We do entertain a second interpretation that specifically implicates sleep. Much somatic repair occurs during sleep, and indeed, one primary function of sleep across a wide range of taxa may be to permit allocation of energy to repair processes for oxidative damage (Anafi et al., 2013). At the same time, sleep itself slows the accumulation of oxidative damage, as the rate of metabolic expenditure slows. From this reasoning, it follows that someone with relatively low levels of 8-OHdG accumulated during sleep (i.e., found in first-morning voids) (a) experiences relatively low levels of oxidative damage throughout the day, to be repaired at night, and/or (b) produces relatively low levels of oxidative damage through basal metabolic processes. This interpretation is provisional and requires additional tests. We did not detect effects of sleep quality in our sample but future research may further investigate its impact.

4.2.1 Associations with Uric Acid

Because oxidative stress can be affected by the action of anti-oxidants, we considered whether concentrations of uric acid influenced the relationships we examined.

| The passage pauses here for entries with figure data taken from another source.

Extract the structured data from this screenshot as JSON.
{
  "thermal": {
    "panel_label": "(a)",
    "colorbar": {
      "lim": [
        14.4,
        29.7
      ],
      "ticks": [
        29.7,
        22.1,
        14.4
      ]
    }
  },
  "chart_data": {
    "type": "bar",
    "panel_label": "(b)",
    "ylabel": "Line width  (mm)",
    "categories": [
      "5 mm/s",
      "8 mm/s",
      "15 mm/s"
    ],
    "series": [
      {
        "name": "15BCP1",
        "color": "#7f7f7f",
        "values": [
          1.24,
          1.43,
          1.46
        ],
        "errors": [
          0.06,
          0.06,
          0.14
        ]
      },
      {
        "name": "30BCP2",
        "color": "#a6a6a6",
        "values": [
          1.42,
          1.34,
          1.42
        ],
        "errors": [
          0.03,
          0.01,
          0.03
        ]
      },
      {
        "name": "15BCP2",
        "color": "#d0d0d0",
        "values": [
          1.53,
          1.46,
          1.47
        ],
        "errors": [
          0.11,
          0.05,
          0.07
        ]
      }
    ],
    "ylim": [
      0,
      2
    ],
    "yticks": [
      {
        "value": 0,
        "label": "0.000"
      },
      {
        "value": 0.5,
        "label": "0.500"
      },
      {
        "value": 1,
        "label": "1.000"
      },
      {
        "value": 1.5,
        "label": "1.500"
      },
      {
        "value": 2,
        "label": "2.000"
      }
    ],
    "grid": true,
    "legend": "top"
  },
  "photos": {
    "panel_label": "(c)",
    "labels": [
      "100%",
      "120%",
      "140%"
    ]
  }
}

While we did not find that uric acid mediated links between 8-OHdG and the traits we examined, we did find that uric acid covaried with 8-OHdG differently in awakening and active daytime samples, providing an independent piece of evidence that time of sampling affects associations with 8-OHdG. The effects of uric acid on oxidative damage can reverse, from anti-oxidant to pro-oxidant, in response to cellular environments (Sautin et al., 2007; So & Thorens, 2010), and prior evidence suggests that circadian rhythms have a strong influence on these roles (Stringari et al., 2015; Kono et al., 2010). Our examination of the role of anti-oxidants was limited in this study. Future research would benefit from considering a wider range of anti-oxidant assays, which can provide a triangulated estimate of different components underlying an organism’s anti-oxidant system (Constantini, 2011).

4.3 No Detected Associations with Susceptibility to Infectious Disease

In contrast to individual differences in surgency, social dominance, and athleticism, susceptibility to infectious disease did not substantially covary in our study with 8-OHdG, either in men or women, or in awakening or lab samples. Future research may examine these associations further, as well as assess associations between current infectious status and 8-OHdG levels. We note here that our results are based on two samples of young adults from a non-clinical, industrialized population. This poses a constraint on generalization for all of the conclusions we have presented, but it may be particularly relevant for measures of susceptibility to infectious disease. Clinical populations, unsurprisingly, have an elevated susceptibility to infectious disease (WHO, 2011), and distributions of immune function biomarkers and disease susceptibility differ markedly between industrialized and non-industrialized populations, which has important consequences for patterns of energetic investment (e.g. Blackwell et al., 2016). A broader sampling of the range of infectious disease burden in future research will permit a fuller examination of its role in oxidative stress and energetic trade-offs.